Anayasanın aileyi korumak için devleti sorumlu tuttuğu 41. Maddeye atıf yapmak da işe yaramadı. Hiç olmazsa anneler gününde annelere saygı olarak belki bu çabalarıma cevap alırım diye bir makale daha yazmaya karar verdim. Yazı uzun olsa da önemli olduğu için dikkatle okunmasında yarar vardır.
Analar başımızın tacı, her derdimizin ilacıdır. Cennet anaların ayağı altındadır. Çünkü şefkat ve merhametin cisimleşmiş şeklidir annelik.
Kadın, anne olmakla şereflerin en yücesine sahip olur. O, ana olarak çok güçlüdür. Belki de toplumun en naif, en hassas ve kırılgan üyesidir anne. Toplumun en güçlü direği anneler olup ayakta kalmasının en önemli sebeplerinden bir tanesidir.
Annelerin güçlü kalbi insana cenneti yaşatmaktadır.

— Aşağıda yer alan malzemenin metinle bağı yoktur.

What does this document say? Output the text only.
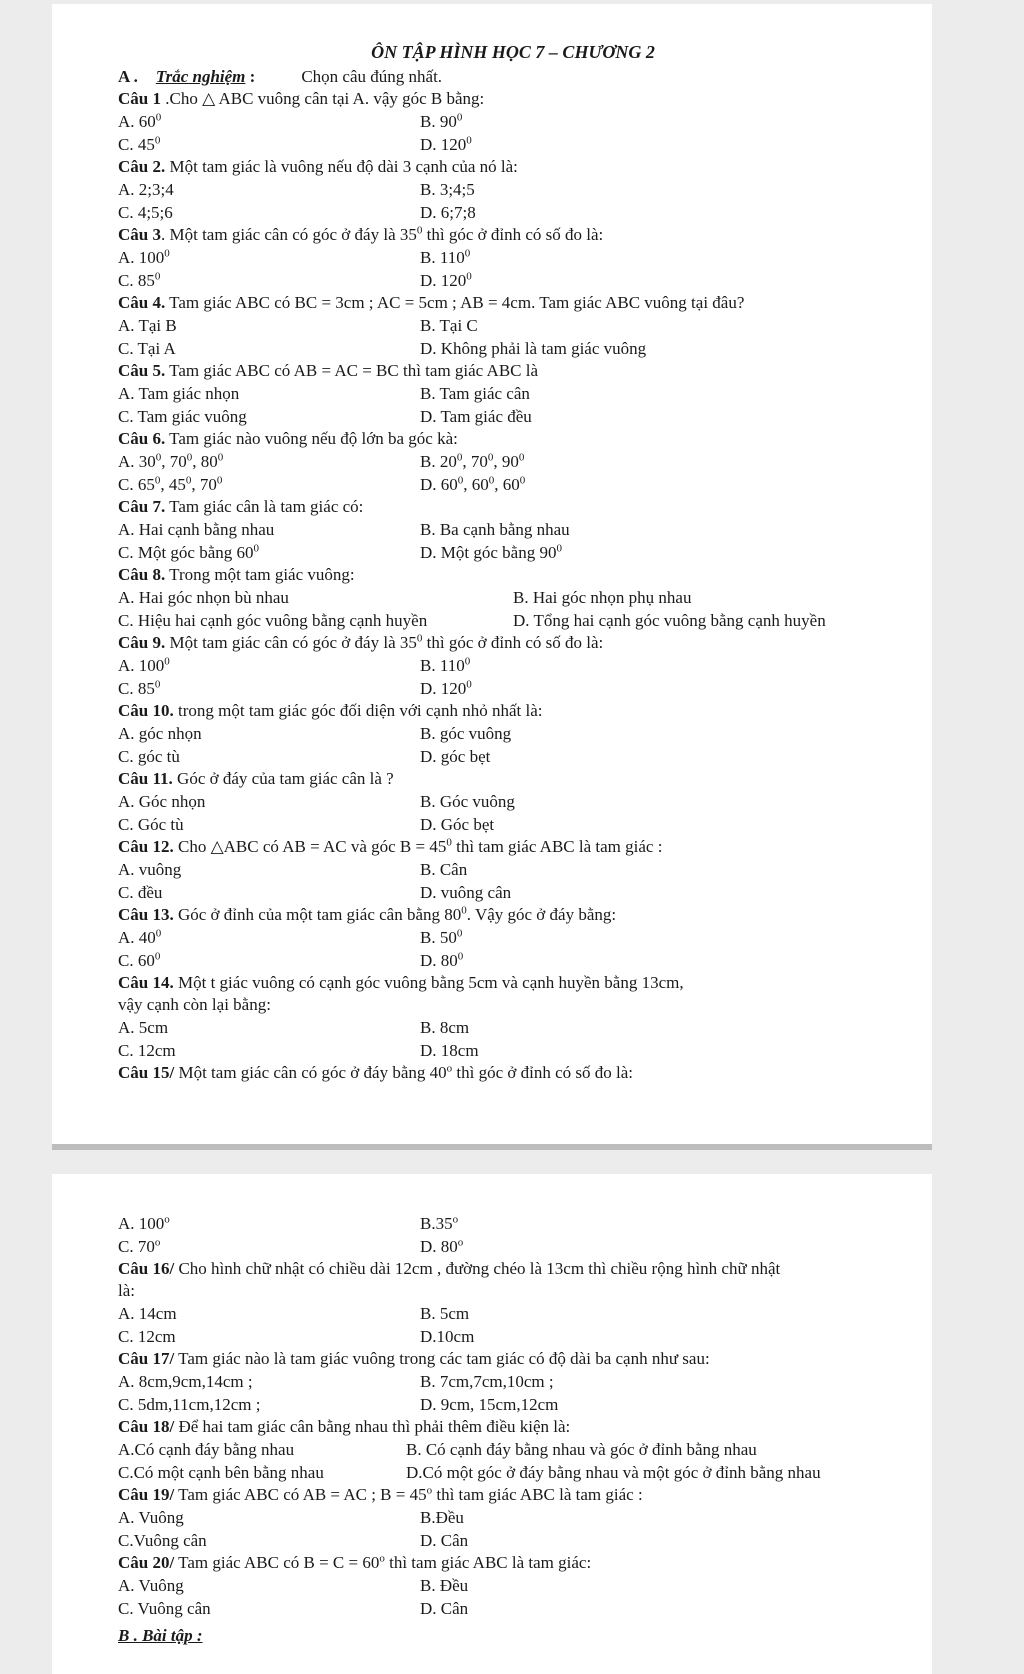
ÔN TẬP HÌNH HỌC 7 – CHƯƠNG 2
A . Trắc nghiệm :	Chọn câu đúng nhất.
Câu 1 .Cho △ ABC vuông cân tại A. vậy góc B bằng:
A. $60^0$	B. $90^0$
C. $45^0$	D. $120^0$
Câu 2. Một tam giác là vuông nếu độ dài 3 cạnh của nó là:
A. 2;3;4	B. 3;4;5
C. 4;5;6	D. 6;7;8
Câu 3. Một tam giác cân có góc ở đáy là $35^0$ thì góc ở đỉnh có số đo là:
A. $100^0$	B. $110^0$
C. $85^0$	D. $120^0$
Câu 4. Tam giác ABC có BC = 3cm ; AC = 5cm ; AB = 4cm. Tam giác ABC vuông tại đâu?
A. Tại B	B. Tại C
C. Tại A	D. Không phải là tam giác vuông
Câu 5. Tam giác ABC có AB = AC = BC thì tam giác ABC là
A. Tam giác nhọn	B. Tam giác cân
C. Tam giác vuông	D. Tam giác đều
Câu 6. Tam giác nào vuông nếu độ lớn ba góc kà:
A. $30^0$, $70^0$, $80^0$	B. $20^0$, $70^0$, $90^0$
C. $65^0$, $45^0$, $70^0$	D. $60^0$, $60^0$, $60^0$
Câu 7. Tam giác cân là tam giác có:
A. Hai cạnh bằng nhau	B. Ba cạnh bằng nhau
C. Một góc bằng $60^0$	D. Một góc bằng $90^0$
Câu 8. Trong một tam giác vuông:
A. Hai góc nhọn bù nhau	B. Hai góc nhọn phụ nhau
C. Hiệu hai cạnh góc vuông bằng cạnh huyền	D. Tổng hai cạnh góc vuông bằng cạnh huyền
Câu 9. Một tam giác cân có góc ở đáy là $35^0$ thì góc ở đỉnh có số đo là:
A. $100^0$	B. $110^0$
C. $85^0$	D. $120^0$
Câu 10. trong một tam giác góc đối diện với cạnh nhỏ nhất là:
A. góc nhọn	B. góc vuông
C. góc tù	D. góc bẹt
Câu 11. Góc ở đáy của tam giác cân là ?
A. Góc nhọn	B. Góc vuông
C. Góc tù	D. Góc bẹt
Câu 12. Cho △ABC có AB = AC và góc $B = 45^0$ thì tam giác ABC là tam giác :
A. vuông	B. Cân
C. đều	D. vuông cân
Câu 13. Góc ở đỉnh của một tam giác cân bằng $80^0$. Vậy góc ở đáy bằng:
A. $40^0$	B. $50^0$
C. $60^0$	D. $80^0$
Câu 14. Một t giác vuông có cạnh góc vuông bằng 5cm và cạnh huyền bằng 13cm,
vậy cạnh còn lại bằng:
A. 5cm	B. 8cm
C. 12cm	D. 18cm
Câu 15/ Một tam giác cân có góc ở đáy bằng 40$^o$ thì góc ở đỉnh có số đo là:
A. 100$^o$	B.35$^o$
C. 70$^o$	D. 80$^o$
Câu 16/ Cho hình chữ nhật có chiều dài 12cm , đường chéo là 13cm thì chiều rộng hình chữ nhật
là:
A. 14cm	B. 5cm
C. 12cm	D.10cm
Câu 17/ Tam giác nào là tam giác vuông trong các tam giác có độ dài ba cạnh như sau:
A. 8cm,9cm,14cm ;	B. 7cm,7cm,10cm ;
C. 5dm,11cm,12cm ;	D. 9cm, 15cm,12cm
Câu 18/ Để hai tam giác cân bằng nhau thì phải thêm điều kiện là:
A.Có cạnh đáy bằng nhau	B. Có cạnh đáy bằng nhau và góc ở đỉnh bằng nhau
C.Có một cạnh bên bằng nhau	D.Có một góc ở đáy bằng nhau và một góc ở đỉnh bằng nhau
Câu 19/ Tam giác ABC có AB = AC ; $B = 45^o$ thì tam giác ABC là tam giác :
A. Vuông	B.Đều
C.Vuông cân	D. Cân
Câu 20/ Tam giác ABC có $B = C = 60^o$ thì tam giác ABC là tam giác:
A. Vuông	B. Đều
C. Vuông cân	D. Cân
B . Bài tập :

Fakat modernite ve başta devletimiz analık vazifesini küçümsemektedirler. Onlar, analığın bir kadına verilmiş en büyük lütuf olduğunu anlamamakta, bunu topluma bir yük gibi taşımaktadırlar.
Modern yaşam için annelik sadece bir eziyettir. Çocuğa bak, büyüt, gençliğini böyle birisi için harca. Hem yazık değil mi gençliğine? Çocuk doğurmak da neymiş, güzelliği bozulurmuş. Ayrıca daha yaşı genç, şimdi biraz hayatı yaşamalı, gezip tozmalıymış. Daha sonra çocuk doğururmuş sanki çocuk doğurmak fabrika mahsulü bir iş.
İşte bu baskı ve dayatmalar sonucunda birçok anne adayının veya evli çiftlerin savunduğu görüş maalesef bu noktaya gelmiştir. Hâlbuki çocuk da hayatın bir parçası değil midir? Anne veya baba olmadan hayatın hangi aşaması yaşanılır ki?
Günümüzde torun sahibi olunması gereken yaşta insanlar çocuk sahibi oluyor. Çocuklar büyürken anne babalar yaşlanıyor, onlara hayat yolunda eşlik edemiyor. Çocuklar neneleri yaşlarındaki anneleriyle yaşıyorlar. Çocukları anlamak gçleşiyor aile içi kopukluklar had safhaya ulaşıyor.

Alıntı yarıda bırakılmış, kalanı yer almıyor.